The Russian rouble strengthened sharply on Wednesday in volatile trade after the finance ministry said it had started selling foreign currency from its leftover stock.
The Russian currency has come under heavy selling pressure this week, forcing the central bank to hike its key interest rate by an unexpected 650 basis points, in an emergency move that did little to buttress the currency.
At 0825 GMT, the rouble was up around 3% against the dollar at 65.52 and was 4.2% stronger versus the euro at 81.50.
Despite Wednesday's modest recovery, the rouble was still down almost 50% against the dollar this year, stirring memories of the 1998 crisis when the currency collapsed within a matter of days.
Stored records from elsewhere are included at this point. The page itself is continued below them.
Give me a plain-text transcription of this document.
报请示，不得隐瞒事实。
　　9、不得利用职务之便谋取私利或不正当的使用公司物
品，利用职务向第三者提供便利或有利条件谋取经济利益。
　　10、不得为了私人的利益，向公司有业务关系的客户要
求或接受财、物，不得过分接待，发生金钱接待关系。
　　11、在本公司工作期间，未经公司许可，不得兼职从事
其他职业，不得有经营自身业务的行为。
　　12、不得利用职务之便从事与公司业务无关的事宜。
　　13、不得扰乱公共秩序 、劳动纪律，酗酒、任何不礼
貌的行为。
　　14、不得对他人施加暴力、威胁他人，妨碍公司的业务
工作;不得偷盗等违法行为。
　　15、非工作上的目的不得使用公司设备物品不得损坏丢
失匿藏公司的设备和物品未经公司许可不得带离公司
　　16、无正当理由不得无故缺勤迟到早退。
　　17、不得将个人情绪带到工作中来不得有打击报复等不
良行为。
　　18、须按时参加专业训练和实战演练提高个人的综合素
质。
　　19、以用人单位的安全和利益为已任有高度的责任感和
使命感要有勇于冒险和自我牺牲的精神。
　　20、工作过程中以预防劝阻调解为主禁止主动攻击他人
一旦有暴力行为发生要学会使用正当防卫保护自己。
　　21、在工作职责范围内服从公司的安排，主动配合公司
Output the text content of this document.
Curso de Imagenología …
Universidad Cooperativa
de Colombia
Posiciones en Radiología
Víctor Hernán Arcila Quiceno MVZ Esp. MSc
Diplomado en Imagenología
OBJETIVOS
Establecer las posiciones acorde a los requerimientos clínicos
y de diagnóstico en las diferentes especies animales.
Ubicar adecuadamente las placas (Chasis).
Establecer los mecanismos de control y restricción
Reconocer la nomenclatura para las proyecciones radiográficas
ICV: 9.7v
That poses a major challenge for President Vladimir Putin whose popularity, based partly on providing stability and prosperity, is at risk from the rouble's decline, which is damaging Russia's credibility among investors.
Market participants also said exporters could be selling dollars with an eye on the upcoming tax period.
A currency dealer at a large Russian bank said, however, that central bank interventions could not be excluded.
"The strengthening of the rouble looks artificial, so it could be the central bank, though I wouldn't give you a 100% guarantee. This could be an errant exporter, whom authorities have 'convinced' to sell forex," the dealer said.
Russia's central bank has conducted over $80 billion in forex market interventions this year to defend the rouble, which has been dragged lower by falling oil prices, Western sanctions over Ukraine and an increasing sense of market panic.
The bank on Wednesday said it had conducted $1.961 billion worth of forex market interventions on December 15.